Telefonu elimden bırakınca bir baktım ki harıl harıl kitap okumaya başlamışım. Eskiden de okuyordum da şimdi daha fazla vakit harcıyorum. Devamlı defter alıp kullanmaya kıyamıyorum. En sonunda birine kıydım ve kendime alıntılar defteri yaptım. Uzunca bir süredir aklımda Tevrat, Zebur, İncil ve Kuran-ı Kerim'i okumak vardı. Bu uzun kış gecelerinde bu dörtlüyü okuyacağım. Tabii araya daha kısa okumalar da serpiştireceğim. Bu sene hedefim 55 kitap okumaktı. 45 kitap ile hedefe pek yaklaştım.
Bugün ilklerin günü demiştim ya bak şimdi aklıma geldi. Bugün ilk defa 2,5 litre su içtim. Ben ki günde bir bardak suyu zor içen insan evladıyım. Bunun benim için nasıl bir başarı olduğunu varın siz düşünün. Her on beş dakikada bir tuvalete gitmemi saymazsak bir sorun yok. Hatta içtikçe içesim de geliyor. Enteresan.
Enteresan demişken, bir önceki kahve bahane yazısında yazmayı unuttuğum ilginç bir anımı kaybolup gitmemesi adına yazmak istiyorum. Ballandıra ballandıra anlattığım tatilde komik bir olayla karşılaştık. Her şey sıcak bir öğlenden sonra, gözümüze kestirdiğimiz bir zirveye doğru emin adımlarla ilerlerken, manzarası güzel olan bir yamaçta soluklanmak için durmamızla başladı. Biz alabildiğine yeşil olan dağları izlerken yanımızda geçmekte olan Polonya'lı bir beyin (Yaklaşık 65 yaşlarındaydı ve 300 metre tırmanışının yarısındaydı kendisi) dzien dobry demesiyle kendimize geldik ve vermiş olduğu selama karşılık vermekte gecikmedik. Sanırım çok güzel dzien dobry demiş olmalıyız ki, bize Lehçe ne kadar daha yolumuzun kaldığı sordu. Biz Lehçeyi az bildiğimizi söyledik. Ve yolun ortasındayız dedik.
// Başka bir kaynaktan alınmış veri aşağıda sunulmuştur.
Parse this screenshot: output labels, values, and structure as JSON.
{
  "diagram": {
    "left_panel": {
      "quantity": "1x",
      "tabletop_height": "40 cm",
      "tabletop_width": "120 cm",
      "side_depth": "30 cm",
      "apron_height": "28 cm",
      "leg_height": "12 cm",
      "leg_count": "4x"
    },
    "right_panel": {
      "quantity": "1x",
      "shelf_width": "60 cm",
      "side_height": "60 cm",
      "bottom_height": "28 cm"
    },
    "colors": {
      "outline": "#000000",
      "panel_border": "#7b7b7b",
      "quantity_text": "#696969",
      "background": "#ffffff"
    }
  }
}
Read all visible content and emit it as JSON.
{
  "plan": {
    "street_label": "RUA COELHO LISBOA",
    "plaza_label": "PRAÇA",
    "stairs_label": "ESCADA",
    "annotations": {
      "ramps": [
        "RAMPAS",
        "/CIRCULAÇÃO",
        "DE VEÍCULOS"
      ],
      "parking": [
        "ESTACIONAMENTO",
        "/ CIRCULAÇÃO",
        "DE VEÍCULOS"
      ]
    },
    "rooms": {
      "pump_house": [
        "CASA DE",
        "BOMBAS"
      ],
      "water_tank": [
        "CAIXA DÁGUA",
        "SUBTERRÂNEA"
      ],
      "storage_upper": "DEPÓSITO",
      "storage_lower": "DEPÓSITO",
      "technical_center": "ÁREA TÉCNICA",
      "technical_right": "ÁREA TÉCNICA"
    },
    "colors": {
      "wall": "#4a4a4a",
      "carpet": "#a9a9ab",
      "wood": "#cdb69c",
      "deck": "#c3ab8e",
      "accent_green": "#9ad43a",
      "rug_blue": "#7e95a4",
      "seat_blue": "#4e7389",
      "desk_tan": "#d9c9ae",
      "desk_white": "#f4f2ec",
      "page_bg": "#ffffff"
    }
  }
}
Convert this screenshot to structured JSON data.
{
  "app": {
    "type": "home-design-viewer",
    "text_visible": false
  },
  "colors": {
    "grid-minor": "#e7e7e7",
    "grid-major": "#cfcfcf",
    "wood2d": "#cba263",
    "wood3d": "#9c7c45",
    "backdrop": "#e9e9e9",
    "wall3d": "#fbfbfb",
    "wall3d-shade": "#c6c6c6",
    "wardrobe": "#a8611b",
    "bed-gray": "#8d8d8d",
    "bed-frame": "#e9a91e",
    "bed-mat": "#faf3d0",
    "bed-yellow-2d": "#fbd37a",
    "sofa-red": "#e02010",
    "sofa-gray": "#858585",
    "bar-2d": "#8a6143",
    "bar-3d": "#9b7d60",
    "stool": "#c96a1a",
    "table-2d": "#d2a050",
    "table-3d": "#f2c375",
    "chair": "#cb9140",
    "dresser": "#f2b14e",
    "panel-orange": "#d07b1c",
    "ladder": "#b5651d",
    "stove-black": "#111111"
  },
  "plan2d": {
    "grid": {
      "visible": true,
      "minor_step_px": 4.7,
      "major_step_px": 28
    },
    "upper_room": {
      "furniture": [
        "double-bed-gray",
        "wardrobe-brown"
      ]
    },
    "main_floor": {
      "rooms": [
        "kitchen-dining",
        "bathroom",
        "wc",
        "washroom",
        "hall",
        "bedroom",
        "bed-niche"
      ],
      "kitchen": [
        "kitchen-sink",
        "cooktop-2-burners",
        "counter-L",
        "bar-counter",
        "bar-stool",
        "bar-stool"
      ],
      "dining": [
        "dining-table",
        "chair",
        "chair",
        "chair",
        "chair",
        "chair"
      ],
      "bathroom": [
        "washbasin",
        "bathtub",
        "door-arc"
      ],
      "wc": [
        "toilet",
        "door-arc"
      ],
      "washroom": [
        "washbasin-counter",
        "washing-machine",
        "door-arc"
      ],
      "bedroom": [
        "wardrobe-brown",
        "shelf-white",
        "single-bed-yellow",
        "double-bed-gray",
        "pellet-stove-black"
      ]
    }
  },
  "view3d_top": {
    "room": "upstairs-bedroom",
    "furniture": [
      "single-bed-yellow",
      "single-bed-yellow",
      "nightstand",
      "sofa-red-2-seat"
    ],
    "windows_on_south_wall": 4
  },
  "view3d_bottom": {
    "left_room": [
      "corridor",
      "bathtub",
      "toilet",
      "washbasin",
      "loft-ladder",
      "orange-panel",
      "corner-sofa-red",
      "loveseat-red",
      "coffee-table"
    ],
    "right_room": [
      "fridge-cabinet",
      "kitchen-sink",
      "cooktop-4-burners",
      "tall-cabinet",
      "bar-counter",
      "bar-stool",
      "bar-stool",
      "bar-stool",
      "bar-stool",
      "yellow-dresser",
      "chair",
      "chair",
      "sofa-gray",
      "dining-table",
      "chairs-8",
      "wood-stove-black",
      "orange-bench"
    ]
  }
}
Beybabaya İngilizce bilip bilmediğini sorduk. Bilmediğini ama Almanca, Çekçe ve Rusça bildiğini söyledi. Biz de o dilleri bilmediğimiz söyleyince ortamda otuz saniye kadar bir sessiz oldu. Sessizliği yine Lehçe olarak sorduğu nerelisiniz soru kalıbı bozdu. Biz de Türküz dedik. Beybaba bu sefer 15 saniye kadar durakladı ve bize Türkçe " merhaba, nasılsın? " demez mi? Bizde ki şaşkınlık tam anlamıyla geçmemişken bu sefer yanına grubun diğer üyeleri geldi. İki tatlı teyze ve bir beybaba daha. Onlara çabucak bizim Türk olduğumuzu söyleyen esas beybaba son hamlesini yaptı ve bizi şoka uğratacak o cümleyi kurdu. " Şükrü adamı hasta etme!"
Zakopane'de bir dağın zirvesine tırmanırken duyabileceğim en son ve en saçma kelime kalıbını duydum. İki tatlı teyzeden biri türk dizileri izlediğini söyledi. Beybaba cümleyi doğru kurmanın gazıyla ellerini iki yana açıp daha yüksek sesle repliğini tekrar ederken biz şaşkınlık içinde bakakaldık. Gülüşmeler sonrası güzel dileklerimizi birbirimize sunup yolumuza devam etti.
Kim mi bu Şükrü? İnanın hiçbir fikrim yok.